My friend Frank and I are driving through a snowstorm on the way to Bare Hill in hope of seeing the total eclipse of the moon. The radio warns us there is a travel advisory, and all unnecessary travel is discouraged. We laugh a bit foolishly at this advice coming over the airwaves.
out on this eclipse night
Bare Hill, a place revered by the Seneca Indians, rises from the shore of Canandaigua Lake into a large broad hill that overlooks the lake and the surrounding country. The sacredness of the hill, the chance that the storm front will move through, along with more than our fair share of dumb luck are what Frank and I are counting on in our quest to see the eclipse.
driving by faith . . .
from the farmer’s windblown field
Because of the storm we are running late and are ten minutes from Bare Hill at the time the eclipse is beginning, but it is still snowing so we don’t feel as if we are missing anything. We notice that the snow is no longer falling heavily and we take this as an omen that it might clear altogether later that night and some of the eclipse will be visible to us. Suddenly Frank who is driving points at the windshield. “Look.”
A glowing orb
mysterious behind clouds
missing a sliver
Both of us are stunned to see the eclipse through the now gently falling snow. After an hour and a half of tense driving we slap each other five and exult in our good fortune. A few minutes later we are driving up the side road that leads to the Bare Hill parking area, pleased that it is plowed all the way to the top, something that does not happen every winter. We jump out of the car into bitter cold. Clouds rush past, covering then uncovering, stringing whispy trails swiftly across the eclipsing moon.
the wild wind
carries our howls
to the moon
Even though it is cold (checking a wind-chill chart the next day I estimate that it felt like thirty below) we are exuberant. Frank has taken a drum from his car and is beating a primal rhythm. Wearing a parka and hiking boots I am dancing in the snow-reflected moonlight that waxes and wanes according to the wind-driven clouds.
Then it happens the last bit of silver crescent is gone and magically moments later the sky clears completely. Orion the Hunter and hundreds of other stars shine brightly in the clear winter sky. The moon glows dimly orange like a pumpkin, or rather like a lit but uncarved jack-o-lantern.

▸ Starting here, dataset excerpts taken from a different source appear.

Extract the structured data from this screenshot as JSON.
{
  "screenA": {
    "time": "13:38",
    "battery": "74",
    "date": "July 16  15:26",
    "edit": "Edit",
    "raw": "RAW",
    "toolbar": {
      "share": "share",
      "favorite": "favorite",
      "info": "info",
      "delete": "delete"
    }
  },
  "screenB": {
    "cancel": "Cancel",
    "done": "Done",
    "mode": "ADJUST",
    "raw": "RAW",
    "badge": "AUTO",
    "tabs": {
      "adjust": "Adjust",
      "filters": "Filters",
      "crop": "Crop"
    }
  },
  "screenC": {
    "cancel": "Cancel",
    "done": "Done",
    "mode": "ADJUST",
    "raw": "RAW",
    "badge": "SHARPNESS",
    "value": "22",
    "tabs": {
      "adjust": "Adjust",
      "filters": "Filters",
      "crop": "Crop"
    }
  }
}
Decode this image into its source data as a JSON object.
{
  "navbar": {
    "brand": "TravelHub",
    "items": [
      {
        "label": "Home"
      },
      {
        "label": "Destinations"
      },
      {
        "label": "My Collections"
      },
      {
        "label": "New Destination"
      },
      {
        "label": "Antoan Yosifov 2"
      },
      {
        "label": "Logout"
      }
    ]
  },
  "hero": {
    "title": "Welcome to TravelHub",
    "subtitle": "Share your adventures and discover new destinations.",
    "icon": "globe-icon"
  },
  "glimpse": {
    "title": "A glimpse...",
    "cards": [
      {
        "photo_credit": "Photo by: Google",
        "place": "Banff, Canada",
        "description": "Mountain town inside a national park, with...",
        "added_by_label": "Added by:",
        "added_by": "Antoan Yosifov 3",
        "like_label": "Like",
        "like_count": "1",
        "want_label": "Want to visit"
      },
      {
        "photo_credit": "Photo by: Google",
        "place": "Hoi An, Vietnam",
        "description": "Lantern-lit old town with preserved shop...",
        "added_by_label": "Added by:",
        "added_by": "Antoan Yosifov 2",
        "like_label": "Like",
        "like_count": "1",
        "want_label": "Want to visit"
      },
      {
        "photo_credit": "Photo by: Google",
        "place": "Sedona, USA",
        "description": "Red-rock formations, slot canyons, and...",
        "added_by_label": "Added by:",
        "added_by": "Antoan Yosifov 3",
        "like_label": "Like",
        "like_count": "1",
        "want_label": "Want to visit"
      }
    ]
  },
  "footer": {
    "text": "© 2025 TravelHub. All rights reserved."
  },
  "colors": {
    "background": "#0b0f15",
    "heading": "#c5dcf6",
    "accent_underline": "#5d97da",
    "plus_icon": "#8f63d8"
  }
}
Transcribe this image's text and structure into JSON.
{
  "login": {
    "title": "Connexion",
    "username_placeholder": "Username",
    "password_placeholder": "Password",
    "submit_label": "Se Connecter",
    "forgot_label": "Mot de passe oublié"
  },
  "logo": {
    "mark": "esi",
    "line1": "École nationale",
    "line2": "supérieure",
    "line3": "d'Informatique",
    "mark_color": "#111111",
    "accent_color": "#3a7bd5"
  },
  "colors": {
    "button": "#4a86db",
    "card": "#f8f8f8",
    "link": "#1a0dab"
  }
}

In the car there is a thermos of hot ginger tea and a bottle of scotch. We pour ourselves a cup of tea and pass the bottle back and forth several times. Then we walk a couple hundred yards to the edge of the nature preserve where a mutual friend has a tiny cabin.
the wood so cold
in the cast iron stove
before it’s lit
Forty minutes later we are barely getting warm when we leave the shelter of the cabin for the blustery wildness of Bare Hill and the rebirth of the moon. That is not how we think of it as we walk out into the c9old, but it is how we will think of it in a few minutes, and any time after that. We stand in the biting wind gazing at the orange ball in the sky. The lower left edge is getting lighter. It even seems to bulge a little.
of itself, a silver
speck of moon
Frank and I are both awed by the sight. It is wondrous in an indecipherable way. All the science of converging orbits and celestial shadows is lost in the moment. There is just this outpouring of joy at the reappearance of some of the moon in its bright form.
starts to creep across
the orange disk
It is powerfully cold and we start walking to keep warm. We finally stop when we come to a stand of pines that offers shelter from the wind. We find a spot where the pines are spaced a bit farther apart and through a gap in the branches view the moon as it slowly becomes full once more. Then we hurry back to the cabin cold, but feeling as if we have been blessed by being able to witness this extraordinary event. We feel fulfilled in ways we don’t understand, nor do we try to, happy just to somehow have been part of this cosmic occasion.